Параллельно занимались и отлаживанием структуры Госкомимущества, аппаратной рутиной. С психологической точки зрения очень важен был переезд комитета из здания на Новом Арбате в особняк недалеко от Старой площади, в проезд Владимирова. Для любого чиновника, особенно чиновника среднего звена, очень важен этот момент: где “сидим”? Это момент знаковый: насколько комфортабельно, насколько престижно, как далеко от Кремля? Именно по нему чиновничество в массе своей судит о силе и влиятельности ведомства, о его месте и роли в системе управления. Переезд Госкомимущества ближе к Кремлю был расценен знатоками как сигнал о безусловном укреплении его позиций.
Итак, аппарат в проезде Владимирова был в основном отлажен и отмобилизован для выполнения ответственных задач — управления государственной собственностью, организации и проведения приватизации. Вопрос оставался за “малым”: а чем управлять-то? В стране существовало три десятка министерств и ведомств, которые четко знали: поруководить предприятиями — это их, святое. Никакое Госкомимущество никем всерьез не рассматривалось. Министерства, по сути, “руководили” и реально идущей приватизацией, той самой — номенклатурной, стихийной, воровской, в результате которой они и выигрывали прежде всего. Причем их право на управление мы и оспаривать-то, особо не могли, оно было закреплено юридически десятками постановлений правительства и Верховного Совета.
Причем противостояние Госкомимущества и министерств было не только на федеральном, но и на местном уровне. В каждой области существовали отраслевые департаменты, которые десятилетиями управляли соответствующими объектами. Работники этих департаментов обладали личными связями, наперечет знали всех руководителей предприятий и регионов, а также хорошо представляли, в чем заключаются интересы этих руководителей. Короче, в старой экономике эти ребята являлись реальными хозяевами, и было понятно, что власть свою они просто так никому не отдадут.
Под свое вторжение мы стали прежде всего готовить юридическую базу. Решили предпринять нахальный ход — пристегнуть к готовившемуся тогда постановлению Верховного Совета о разграничении собственности между различными уровнями управления один пункт, который принципиально изменял взаимоотношения между Госкомимуществом и министерствами. “Полномочия по распоряжению государственным имуществом, делегированные до 10 ноября 1991 года министерствам, ведомствам и иным субъектам, утрачивают свою силу с момента принятия настоящего постановления”, — записали скромно, как бы между делом.

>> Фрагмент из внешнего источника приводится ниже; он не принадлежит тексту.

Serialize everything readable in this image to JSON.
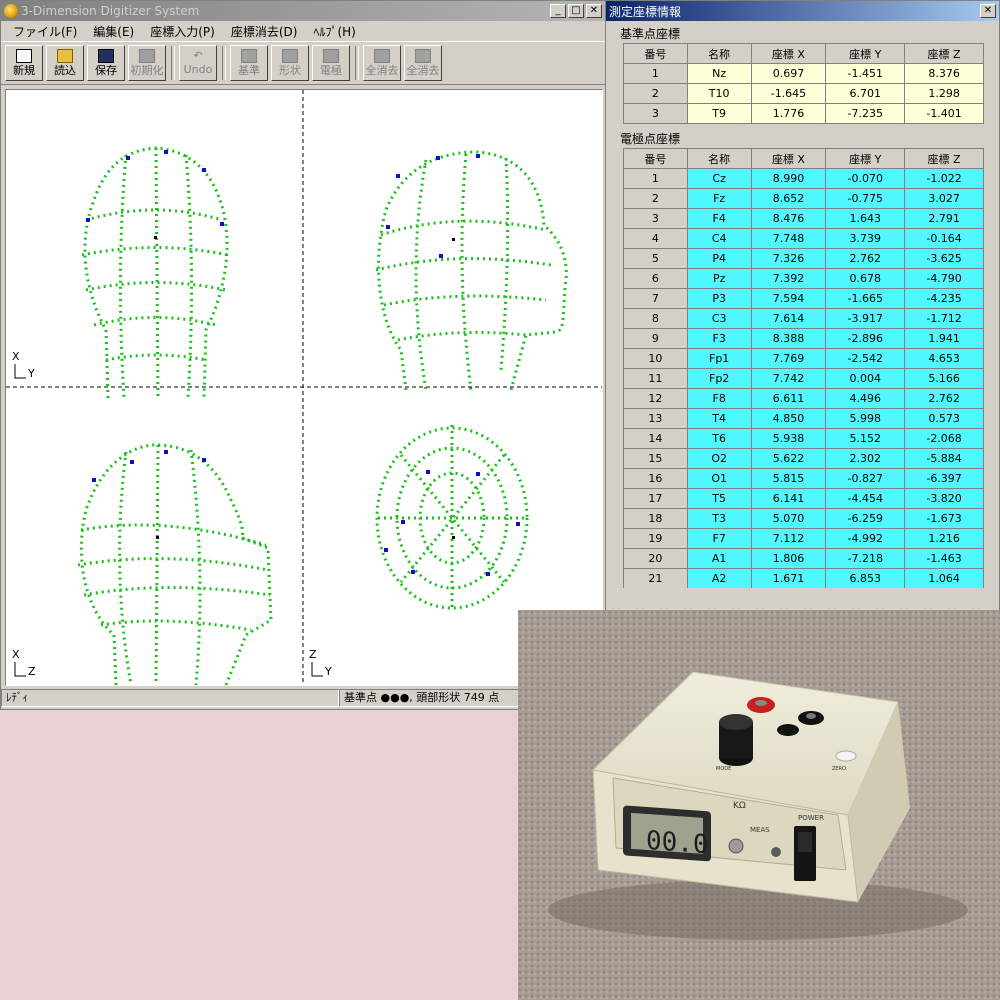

Дальше заложили норму о том, что правом распоряжаться объектами федеральной собственности на территории Российской Федерации обладает исключительно Госкомимущество. А объектами республиканской собственности — комитеты управления имуществом республик. Упомянули и некую возможность компромисса: делегировали министерствам и ведомствам полномочия Госкомимущества по заключению контрактов с руководителями и утверждению уставов предприятий. Министерства тогда расценивали возможность назначать и снимать директоров как вопрос своей жизни и смерти, и для них это была очень важная уступка.
Вот такую схему нам нужно было утвердить в Верховном Совете. Но сначала она должна была пройти через правительство. Откровенно говоря, мы думали, что при большом объеме документов, представляемых к заседанию (постановление шло вместе с программой приватизации), этот пункт как-нибудь проскочит. Но не тут-то было. Нас быстро вычислили, и министерства дружно навалились, требуя его изменения.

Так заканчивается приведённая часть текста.